Un couteau fait avec l'étoffe de Damas, ne peut jamais casser que par force, en le pliant et repliant à plusieurs reprise ; cela fait donc un Couteau solide or si l'on donne à ce Couteau un juste recuit, à la couleur du cuivre rouge, après l'avoir trempé de la couleur de cerise, on pourra couper du fer très aisément, sans que le tranchant s'ébrèche, pourvu néanmoins qu'on tienne le tranchant un peu fort et rond ; mais si l'on ne fait faire ce couteau que pour servir à couper les viandes à table, et qu'on ne veuille pas badiner avec, on doit lui faire un tranchant plus fin, qui ne soit recuit que couleur d'or, au lieu de celle du cuivre rouge ; alors on aura un bon instrument qui coupera bien, et gardera longtemps un bon tranchant.

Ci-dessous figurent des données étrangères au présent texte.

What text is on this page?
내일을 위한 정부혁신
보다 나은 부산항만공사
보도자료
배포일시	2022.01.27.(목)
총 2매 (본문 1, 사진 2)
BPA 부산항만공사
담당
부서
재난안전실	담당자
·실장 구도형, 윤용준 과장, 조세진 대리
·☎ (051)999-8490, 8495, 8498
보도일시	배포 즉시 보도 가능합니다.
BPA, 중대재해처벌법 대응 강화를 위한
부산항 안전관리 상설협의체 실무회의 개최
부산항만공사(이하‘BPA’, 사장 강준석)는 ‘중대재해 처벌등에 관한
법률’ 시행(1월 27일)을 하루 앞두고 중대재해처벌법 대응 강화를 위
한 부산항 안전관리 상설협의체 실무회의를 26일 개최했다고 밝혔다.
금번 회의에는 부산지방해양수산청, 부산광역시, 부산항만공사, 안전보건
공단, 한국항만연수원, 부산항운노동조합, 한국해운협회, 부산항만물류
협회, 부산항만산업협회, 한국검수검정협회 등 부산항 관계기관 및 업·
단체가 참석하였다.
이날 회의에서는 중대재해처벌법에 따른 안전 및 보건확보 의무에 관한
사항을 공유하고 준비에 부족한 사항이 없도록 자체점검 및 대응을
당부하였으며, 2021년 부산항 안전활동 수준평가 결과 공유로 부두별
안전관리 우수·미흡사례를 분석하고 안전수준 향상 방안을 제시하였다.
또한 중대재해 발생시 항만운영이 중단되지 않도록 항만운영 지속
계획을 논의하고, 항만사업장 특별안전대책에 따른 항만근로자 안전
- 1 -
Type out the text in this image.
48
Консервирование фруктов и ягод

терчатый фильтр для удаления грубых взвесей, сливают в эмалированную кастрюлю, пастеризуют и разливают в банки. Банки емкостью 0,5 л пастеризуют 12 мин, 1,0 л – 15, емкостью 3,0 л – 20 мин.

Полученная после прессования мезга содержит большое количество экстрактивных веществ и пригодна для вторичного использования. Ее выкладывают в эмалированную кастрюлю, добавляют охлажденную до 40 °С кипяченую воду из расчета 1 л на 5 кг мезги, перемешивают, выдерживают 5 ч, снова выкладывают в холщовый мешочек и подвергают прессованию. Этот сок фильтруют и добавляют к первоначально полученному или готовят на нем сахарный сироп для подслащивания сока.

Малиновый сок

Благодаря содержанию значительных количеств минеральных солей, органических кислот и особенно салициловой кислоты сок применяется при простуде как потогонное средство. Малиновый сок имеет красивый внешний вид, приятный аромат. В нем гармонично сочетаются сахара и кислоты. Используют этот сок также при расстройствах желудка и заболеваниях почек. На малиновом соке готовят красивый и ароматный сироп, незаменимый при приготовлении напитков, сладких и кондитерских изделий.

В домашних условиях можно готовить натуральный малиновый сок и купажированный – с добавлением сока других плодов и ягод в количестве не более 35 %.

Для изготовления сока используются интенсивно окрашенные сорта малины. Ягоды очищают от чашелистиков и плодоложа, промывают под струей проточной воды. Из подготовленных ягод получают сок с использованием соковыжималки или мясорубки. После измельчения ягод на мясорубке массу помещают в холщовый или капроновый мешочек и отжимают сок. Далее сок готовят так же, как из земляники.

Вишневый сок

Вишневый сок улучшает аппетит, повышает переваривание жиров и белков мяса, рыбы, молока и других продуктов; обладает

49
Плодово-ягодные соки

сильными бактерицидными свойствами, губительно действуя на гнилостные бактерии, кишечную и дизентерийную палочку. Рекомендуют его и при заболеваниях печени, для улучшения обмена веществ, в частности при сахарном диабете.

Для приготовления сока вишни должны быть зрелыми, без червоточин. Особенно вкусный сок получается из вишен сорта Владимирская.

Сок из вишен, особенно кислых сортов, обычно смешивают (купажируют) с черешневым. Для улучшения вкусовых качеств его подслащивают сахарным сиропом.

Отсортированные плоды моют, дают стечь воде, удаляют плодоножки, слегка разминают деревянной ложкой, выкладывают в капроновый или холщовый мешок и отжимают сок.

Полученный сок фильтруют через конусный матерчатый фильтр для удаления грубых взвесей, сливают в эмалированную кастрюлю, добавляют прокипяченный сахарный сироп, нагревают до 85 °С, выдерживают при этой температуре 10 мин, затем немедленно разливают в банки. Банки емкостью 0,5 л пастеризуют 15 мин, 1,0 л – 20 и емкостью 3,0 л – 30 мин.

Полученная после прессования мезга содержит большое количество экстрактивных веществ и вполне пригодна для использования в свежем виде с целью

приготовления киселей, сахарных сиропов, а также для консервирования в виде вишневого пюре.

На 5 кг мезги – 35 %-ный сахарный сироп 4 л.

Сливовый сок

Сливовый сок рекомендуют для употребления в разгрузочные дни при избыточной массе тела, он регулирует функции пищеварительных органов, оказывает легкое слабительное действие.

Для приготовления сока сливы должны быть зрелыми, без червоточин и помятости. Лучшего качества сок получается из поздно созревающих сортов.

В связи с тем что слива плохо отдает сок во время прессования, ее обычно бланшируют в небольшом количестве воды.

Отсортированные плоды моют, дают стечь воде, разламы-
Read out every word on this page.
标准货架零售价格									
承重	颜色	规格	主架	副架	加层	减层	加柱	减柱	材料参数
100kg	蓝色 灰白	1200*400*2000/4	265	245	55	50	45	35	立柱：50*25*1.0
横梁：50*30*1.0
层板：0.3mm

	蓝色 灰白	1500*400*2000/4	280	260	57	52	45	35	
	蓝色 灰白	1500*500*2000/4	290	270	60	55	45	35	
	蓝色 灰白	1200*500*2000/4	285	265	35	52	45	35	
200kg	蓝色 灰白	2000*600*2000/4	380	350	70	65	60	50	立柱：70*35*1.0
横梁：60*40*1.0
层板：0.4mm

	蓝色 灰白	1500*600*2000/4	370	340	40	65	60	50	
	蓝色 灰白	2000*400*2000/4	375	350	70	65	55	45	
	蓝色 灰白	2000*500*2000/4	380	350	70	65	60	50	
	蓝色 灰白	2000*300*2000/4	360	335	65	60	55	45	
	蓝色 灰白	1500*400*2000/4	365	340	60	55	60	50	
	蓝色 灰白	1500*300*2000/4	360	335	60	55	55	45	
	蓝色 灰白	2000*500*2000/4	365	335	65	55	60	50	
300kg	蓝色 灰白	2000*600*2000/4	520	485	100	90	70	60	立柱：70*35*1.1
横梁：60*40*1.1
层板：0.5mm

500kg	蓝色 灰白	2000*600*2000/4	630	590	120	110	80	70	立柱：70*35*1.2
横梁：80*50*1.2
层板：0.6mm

Si les hommes ne cherchaient pas souvent à lésiner sur ce qui est utile, pendant qu'ils font de grosses dépenses sur les ornements inutiles, au lieu d'un Couteau de chasse qu'on porte à son coté, dont la lame ne coûte que 40 sols, et la monture 60 livres, on aurait au contraire une lame de 60 livres, et une monture de 40 sols : rien ne peut faire une si bonne lame de Couteau de chasse, qu'une étoffe de Damas telle que je la décris ; son utilité se trouve dans le besoin. L'objet pour lequel cette étoffe est presque indispensable, c'est le Damas à décoler. La figure 6 représente celui dont se sert le sieur Sanson : il a 9 pouces de manche entre A, B, et 3 pieds de lame ; sa largeur est, en bas, de deux pouces et demi, et va très peu en diminuant jusqu'en C ; son épaisseur en bas B, est de 3 lignes ; mais il va toujours en s'amincissant jusqu'à la pointe, où il n'a qu'une ligne en C, cela le rend plus flexible qu'une épée : il est à deux tranchants, et n'a point de vive-arête ; au contraire, il est bien arrondi ; car une vive-arête pourrait gêner dans les vertèbres, au lieu qu'étant arrondi et bien poli, il glisse et tranche facilement : son tranchant des deux coté est égal, et il est de la consistance d'un tranchant de Canif à tailler les plumes ; il faut qu'il soit poli au long sur une polissoire large d'au moins un pouce, et bien prendre ses précautions pour ne pas se blesser ; il doit être affilé sur une pierre à rasoir, ou bien sur une pierre du Levant d'un grain fin : c'est ainsi que j'ai toujours fait.

perret figure 6

On pense que forger l'étoffe de Damas, ou forger de l'acier pur, c'est la même chose ; cependant il convient de la traiter avec art, pour lui conserver toute sa vertu. Or il faut la forger avec beaucoup de ménagement ; lorsqu'elle est bien soudée partout, il ne faut pas lui donner des chaudes fondantes, et surtout pour les dernières chaudes, ne la chauffer que couleur cerise, la dernière couleur de bronze, et bien écrouir la matière à froid : il ne faut pas s'embarrasser d'user des limes pour la limer, et limez la sans la faire recuire.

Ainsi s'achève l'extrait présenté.